Рядом с нами группа греков — несгибаемых евреев из Салоник, воров и обманщиков, жестоких и сплоченных, вызывающих восхищение и ужас, стремящихся выжить любой ценой и беспощадных в борьбе за свою жизнь, тех самых греков, заправляющих на кухнях и в каптерках, которых даже немцы уважают, а поляки боятся. Они третий год здесь, никто лучше них не знает, что такое лагерь. Сейчас они встали в круг, положили руки на плечи друг другу и поют свои нескончаемые протяжные песни.
Один из них, Фелицио, знает меня.
— L'annee prochaine a la maison! — кричит он мне и добавляет: — A la maison par la Cheminee![14]— Фелицио был в Биркенау.
И они продолжают петь, отстукивая ногами такт, пьянея от своих песен.
Когда мы наконец выходим через широкие лагерные ворота, солнце уже стоит высоко в чистом небе. На юге видны горы; на западе — неуместно мирная освенцимская колокольня (в таком месте — и вдруг колокольня!), кругом столбы ограждения. Над Буной в холодном воздухе висят дымы, хорошо различима череда невысоких, поросших хвойными лесами, холмов, при виде которых у нас сжимаются сердца, потому что все мы знаем, там — Биркенау, там закончилась жизнь наших женщин, скоро и мы отправимся туда в последний путь… но мы не любим смотреть в ту сторону.

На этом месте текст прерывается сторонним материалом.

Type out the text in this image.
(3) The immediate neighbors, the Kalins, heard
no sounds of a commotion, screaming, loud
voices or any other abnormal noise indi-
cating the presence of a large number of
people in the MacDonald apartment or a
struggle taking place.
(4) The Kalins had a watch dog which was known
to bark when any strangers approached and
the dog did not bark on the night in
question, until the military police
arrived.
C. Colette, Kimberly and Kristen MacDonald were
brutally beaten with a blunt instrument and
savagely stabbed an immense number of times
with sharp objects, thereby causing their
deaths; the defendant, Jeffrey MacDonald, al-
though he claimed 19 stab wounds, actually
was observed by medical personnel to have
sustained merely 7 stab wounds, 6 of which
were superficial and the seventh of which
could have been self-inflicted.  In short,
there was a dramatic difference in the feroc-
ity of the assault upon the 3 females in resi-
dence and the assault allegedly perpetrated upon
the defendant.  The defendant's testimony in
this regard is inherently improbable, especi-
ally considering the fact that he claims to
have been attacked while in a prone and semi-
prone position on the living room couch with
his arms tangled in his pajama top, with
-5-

Оглядываясь вокруг, мы впервые обнаруживаем, что и здесь растет трава — просто без солнца и зелень не зеленая.
Другое дело — Буна. Она безнадежно, по определению, так сказать, серая и безрадостная: горы железа, кучи цемента, грязь, дым — все это уже само по себе является отрицанием прекрасного. Здесь у домов и улиц буквенные и цифровые имена, как у нас, или нечеловеческие, враждебные. На территории Буны ни травинки, земля здесь пропитана ядовитой угольной жижей и соляркой; живые здесь только машины и рабы, причем первые живее вторых.